L’homme a arraché sa barbe sous le regard stupéfié des jeunes enfants qui attendaient derrière nous. Ma filleule, elle, tout aussi bouleversée, me tirait par le bras pour que nous partions illico.

- Pis? Tu me reconnais, vieux?

Je me retrouvais soudain en présence de Gaétan Lemieux, un ami d’enfance, avec qui j’avais étudié à l’école secondaire de mon quartier. Et qui éprouvait un malin plaisir, à l’époque, à rire de mes performances au gymnase, lui qui était le chouchou du prof d’éducation physique parce qu’il faisait partie, notamment, de l’équipe de football. Un «frappé» qui, dès l’adolescence, jouissait d’un corps de culturiste, et qui excellait dans toutes les disciplines …sportives.

- On peut dire que t’as réussi dans la vie, mon Gaétan, lui lançai-je, sardonique. Je gage que ta compagnie fournit l’uniforme en plus!

- Non, non, je fais pas ça pour gagner ma vie. C’est juste du bénévolat dans le cadre des activités des Lions, notre club social. Pas mal, mon costume, hein?

- C’est tout un rembourrage d’obèse morbide que t’as là dans ton pantalon, dis-je, en désignant à ma filleule la grosse bedaine de l’usurpateur.

Lemieux perdit sa bonhomie :

- Écoute, le nerd, t’es capable de comprendre qu’à 35 ans, on n’est pas top shape comme dans le temps, a-t-il rétorqué sèchement. Je suis pas tout seul : Pierre aussi a ramolli…

À ces paroles, la Fée des étoiles, jusque là immobile comme une statue près du trône, se manifesta :

- Tu peux ben manger de la marde, mon gros tabarnac! fit-elle d’une voix virile. J’ai pas pris une livre depuis la fin de l’école secondaire!

Je reconnus alors, sous un épais maquillage de pute, Pierre Valois, un autre camarade de mon quartier de jeunesse qui, à l’époque, appartenait lui aussi au groupe des sportifs. Ainsi travesti, il ressemblait plutôt à la Fée des …gueulasses.
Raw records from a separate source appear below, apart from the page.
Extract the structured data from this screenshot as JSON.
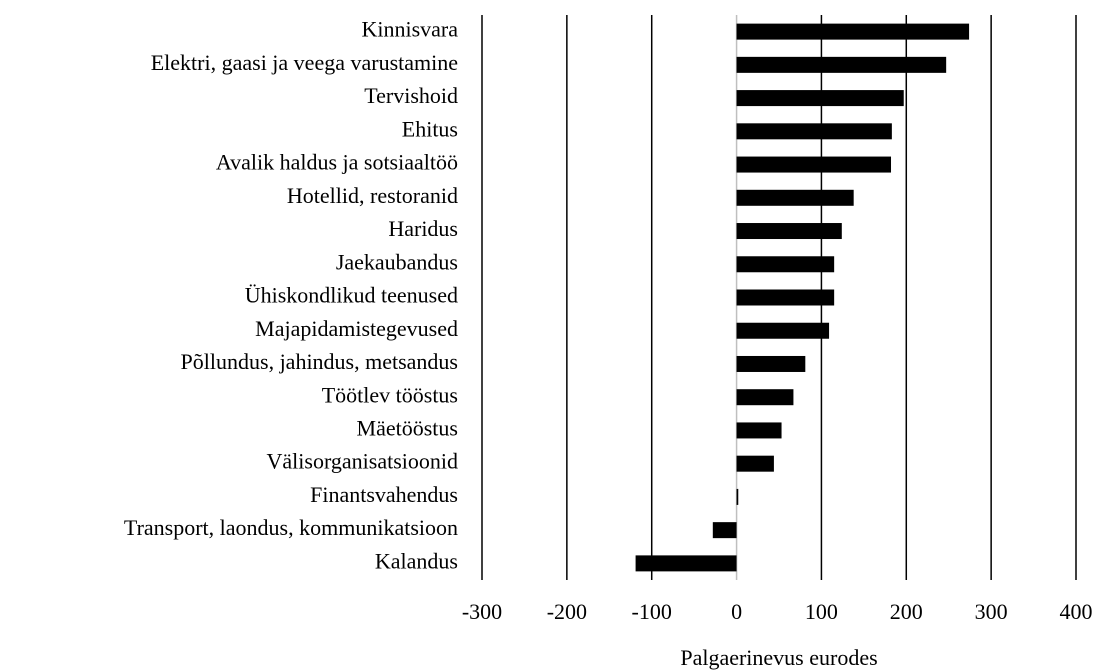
{
  "chart_data": {
    "type": "bar",
    "orientation": "horizontal",
    "x_label": "Palgaerinevus eurodes",
    "categories": [
      "Kinnisvara",
      "Elektri, gaasi ja veega varustamine",
      "Tervishoid",
      "Ehitus",
      "Avalik haldus ja sotsiaaltöö",
      "Hotellid, restoranid",
      "Haridus",
      "Jaekaubandus",
      "Ühiskondlikud teenused",
      "Majapidamistegevused",
      "Põllundus, jahindus, metsandus",
      "Töötlev tööstus",
      "Mäetööstus",
      "Välisorganisatsioonid",
      "Finantsvahendus",
      "Transport, laondus, kommunikatsioon",
      "Kalandus"
    ],
    "values": [
      274,
      247,
      197,
      183,
      182,
      138,
      124,
      115,
      115,
      109,
      81,
      67,
      53,
      44,
      2,
      -28,
      -119
    ],
    "color": "#000000",
    "xlim": [
      -300,
      400
    ],
    "xticks": [
      -300,
      -200,
      -100,
      0,
      100,
      200,
      300,
      400
    ],
    "grid": true
  }
}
Derrière lui, un autre personnage s’agita. Je reconnaissais du coup, en dépit des bois qui ornaient sa tête, le troisième membre du trio des inséparables, Bruno Tardif, déguisé pour les circonstances en renne de gouttière. L’animal, visiblement de mauvais poil, apostropha ses amis, l’haleine chargée d’alcool :

- Ma gagne de calvaires! Vous m’avez embarqué dans cette affaire-là. Fait que, au moins, reprenez votre rôle et arrêtez de faire peur aux enfants, si vous voulez pas que je raconte ça au chef de la Loge!

Tardif, pour conclure, c’était celui qui semblait le plus crédible. Le nez rouge, chez lui, c’était un aspect authentique de sa physionomie…

De retour à la maison de ma soeur, ma filleule, dépitée, déclara à sa mère qu’elle ne croyait plus au Père Noël.

- C’est comme ça dans la vie, Sophie, enseignai-je à ma filleule avant de les quitter, vieillir, c’est arrêter de croire. On arrête de croire au Père Noël puis, plus tard, c’est en Dieu qu’on en vient à plus croire.

Ma sœur, en m’accompagnant jusqu’à mon véhicule, me fit des yeux méchants. Elle n’avait semble-t-il pas apprécié que je heurte la foi naïve de sa bambine.

En m’engageant sur l’autoroute, mon regard fut soudain capté par un point lumineux dans le ciel. Je crus d’abord qu’il s’agissait de la lune. Mais en y regardant bien, je distinguai un iris coincé dans un triangle. Un ovni? Non! Il s’agissait bel et bien d’un œil. De l’œil de Dieu qui me regardait depuis son Royaume. Et comme si ce n’était déjà pas assez, pendant une infime fraction de seconde, une ombre en forme de traîneau scandinave tiré par des cervidés de la race des wapitis se profila à la vitesse de l’éclair devant le regard divin qui me scrutait!

Dès lors, je me remis à croire aux rennes volants.